In Greek mythology, Evadne (/ˈvædn/; Ancient Greek: Εὐάδνη) was a name attributed to the following individuals:

  • Evadne, a daughter of Strymon and Neaera, wife of Argus (king of Argos), mother of Ecbasus, Peiras, Epidaurus and Criasus.[1]
  • Evadne, a daughter of Poseidon and Pitane[2] who was raised by Aepytus of Arcadia. She experienced the joys of her first love with Apollo. However, when her consequent pregnancy was discovered by Aepytus, he was furious and left to consult the Oracle of Apollo. During the childbirth, Apollo sent Eileithyia and the Moirae to assist his lover and ease her pain. Evadne gave birth in the wilderness and left the child, Iamus, exposed to the elements. Five days later, Aepytus returned from the Delphi, where he had been told by Apollo's Oracle that Evadne's child was indeed the son of Apollo and destined to be a gifted prophet. He demanded that the child be brought to him, and so Evadne retrieved Iamus from the patch of violets where she had left him. Iamus had been nurtured for those five days by the honeybees that were sent by Apollo, or by the Fates. Evadne named the child Iamus (“Boy of the Violets”).[3] He went on to found the Iamidae, a family of priests from Olympia.[4][5]

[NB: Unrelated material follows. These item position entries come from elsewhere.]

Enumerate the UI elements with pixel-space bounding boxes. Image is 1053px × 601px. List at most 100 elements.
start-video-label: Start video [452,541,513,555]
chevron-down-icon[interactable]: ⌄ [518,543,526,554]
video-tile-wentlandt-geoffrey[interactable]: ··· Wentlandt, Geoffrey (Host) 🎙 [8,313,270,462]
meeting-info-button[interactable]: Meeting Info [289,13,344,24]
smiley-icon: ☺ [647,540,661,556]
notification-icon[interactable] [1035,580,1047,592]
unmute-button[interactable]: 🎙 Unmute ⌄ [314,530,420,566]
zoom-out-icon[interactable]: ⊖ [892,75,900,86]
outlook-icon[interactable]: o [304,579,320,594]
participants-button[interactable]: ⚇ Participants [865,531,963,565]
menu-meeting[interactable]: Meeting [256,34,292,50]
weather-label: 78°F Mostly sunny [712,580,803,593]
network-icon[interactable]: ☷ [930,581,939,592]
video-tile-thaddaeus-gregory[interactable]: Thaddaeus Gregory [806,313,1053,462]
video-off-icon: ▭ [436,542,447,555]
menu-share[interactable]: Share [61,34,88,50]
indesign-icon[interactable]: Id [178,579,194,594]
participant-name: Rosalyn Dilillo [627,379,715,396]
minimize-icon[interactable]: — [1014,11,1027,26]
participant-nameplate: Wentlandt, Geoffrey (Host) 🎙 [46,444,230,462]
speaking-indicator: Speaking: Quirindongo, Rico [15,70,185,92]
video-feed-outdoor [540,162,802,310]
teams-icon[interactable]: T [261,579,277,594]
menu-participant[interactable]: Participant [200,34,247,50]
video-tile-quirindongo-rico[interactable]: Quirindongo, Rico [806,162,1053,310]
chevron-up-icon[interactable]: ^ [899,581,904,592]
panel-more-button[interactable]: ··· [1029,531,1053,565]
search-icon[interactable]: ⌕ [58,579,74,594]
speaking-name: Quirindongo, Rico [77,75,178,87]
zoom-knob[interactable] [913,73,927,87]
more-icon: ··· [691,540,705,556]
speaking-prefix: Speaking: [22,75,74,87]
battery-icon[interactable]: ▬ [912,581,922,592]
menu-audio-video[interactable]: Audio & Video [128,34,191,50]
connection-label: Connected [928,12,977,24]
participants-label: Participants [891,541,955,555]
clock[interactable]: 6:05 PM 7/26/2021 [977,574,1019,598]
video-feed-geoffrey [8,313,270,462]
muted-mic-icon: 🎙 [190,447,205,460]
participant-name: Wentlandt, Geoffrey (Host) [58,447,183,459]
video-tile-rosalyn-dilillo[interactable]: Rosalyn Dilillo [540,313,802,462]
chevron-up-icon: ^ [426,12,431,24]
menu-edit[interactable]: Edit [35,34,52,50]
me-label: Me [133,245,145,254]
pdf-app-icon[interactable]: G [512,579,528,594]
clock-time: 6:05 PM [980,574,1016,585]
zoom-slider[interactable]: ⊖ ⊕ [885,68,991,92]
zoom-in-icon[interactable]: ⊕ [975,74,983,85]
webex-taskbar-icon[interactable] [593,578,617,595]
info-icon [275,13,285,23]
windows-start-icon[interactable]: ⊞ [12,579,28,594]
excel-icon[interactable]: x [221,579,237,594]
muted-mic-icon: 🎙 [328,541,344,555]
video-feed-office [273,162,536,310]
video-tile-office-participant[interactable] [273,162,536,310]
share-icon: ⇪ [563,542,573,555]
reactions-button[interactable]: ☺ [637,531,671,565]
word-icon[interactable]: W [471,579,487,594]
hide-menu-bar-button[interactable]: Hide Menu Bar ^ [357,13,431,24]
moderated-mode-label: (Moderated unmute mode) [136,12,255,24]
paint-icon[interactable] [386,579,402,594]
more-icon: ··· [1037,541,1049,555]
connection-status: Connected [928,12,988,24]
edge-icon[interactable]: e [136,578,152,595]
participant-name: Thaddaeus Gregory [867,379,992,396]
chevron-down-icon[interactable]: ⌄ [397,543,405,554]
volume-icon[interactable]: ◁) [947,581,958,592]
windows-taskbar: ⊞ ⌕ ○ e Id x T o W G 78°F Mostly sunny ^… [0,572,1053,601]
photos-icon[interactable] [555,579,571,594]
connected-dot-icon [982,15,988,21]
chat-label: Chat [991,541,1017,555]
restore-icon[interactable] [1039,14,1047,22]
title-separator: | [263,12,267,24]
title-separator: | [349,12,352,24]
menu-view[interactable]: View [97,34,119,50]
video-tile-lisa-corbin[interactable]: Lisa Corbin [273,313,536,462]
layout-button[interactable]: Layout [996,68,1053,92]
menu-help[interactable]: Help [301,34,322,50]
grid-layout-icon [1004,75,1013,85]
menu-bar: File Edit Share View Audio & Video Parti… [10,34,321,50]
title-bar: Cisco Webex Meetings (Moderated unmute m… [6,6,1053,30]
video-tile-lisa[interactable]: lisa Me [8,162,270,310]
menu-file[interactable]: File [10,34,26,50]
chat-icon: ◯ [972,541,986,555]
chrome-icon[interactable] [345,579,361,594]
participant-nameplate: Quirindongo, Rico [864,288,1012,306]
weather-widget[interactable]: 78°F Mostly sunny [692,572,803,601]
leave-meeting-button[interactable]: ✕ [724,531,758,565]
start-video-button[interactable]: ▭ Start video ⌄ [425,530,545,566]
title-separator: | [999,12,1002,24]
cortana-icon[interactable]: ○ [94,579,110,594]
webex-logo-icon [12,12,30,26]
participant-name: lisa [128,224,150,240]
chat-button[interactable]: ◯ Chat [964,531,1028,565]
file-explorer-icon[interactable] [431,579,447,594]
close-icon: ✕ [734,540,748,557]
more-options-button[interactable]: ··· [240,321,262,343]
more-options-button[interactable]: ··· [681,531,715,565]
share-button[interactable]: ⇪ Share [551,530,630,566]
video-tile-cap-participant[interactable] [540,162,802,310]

  • Evadne, a daughter of Pelias, King of Iolcus. She was given by Jason in marriage to Canes, son of Cephalus and a king of Phocis.[6]
  • Evadne, daughter of Iphis of Argos or Phylax (or Phylacus[7]) and wife of Capaneus, with whom she gave birth to Sthenelus. Her husband was killed by a lightning bolt in the war of the Seven against Thebes, and she threw herself on his funeral pyre and died.[8] In some accounts, she was called the daughter of Ares.[9]
  1. ^ Apollodorus, 2.1.2
  2. ^ Hyginus, Fabulae 175
  3. ^ Pindar, Olympian Ode 6
  4. ^ Pausanias, 4.2.3
  5. ^ Pindar, Olympian Ode 4
  6. ^ Diodorus Siculus, 4.53.2
  7. ^ Hyginus, Fabulae 243
  8. ^ Apollodorus, 3.7.1; Hyginus, Fabulae 256; Euripides, The Suppliants 985; Virgil, Aeneid 6.447
  9. ^ Murray, John (1833). A Classical Manual, being a Mythological, Historical and Geographical Commentary on Pope's Homer, and Dryden's Aeneid of Virgil with a Copious Index. Albemarle Street, London. pp. 5–6.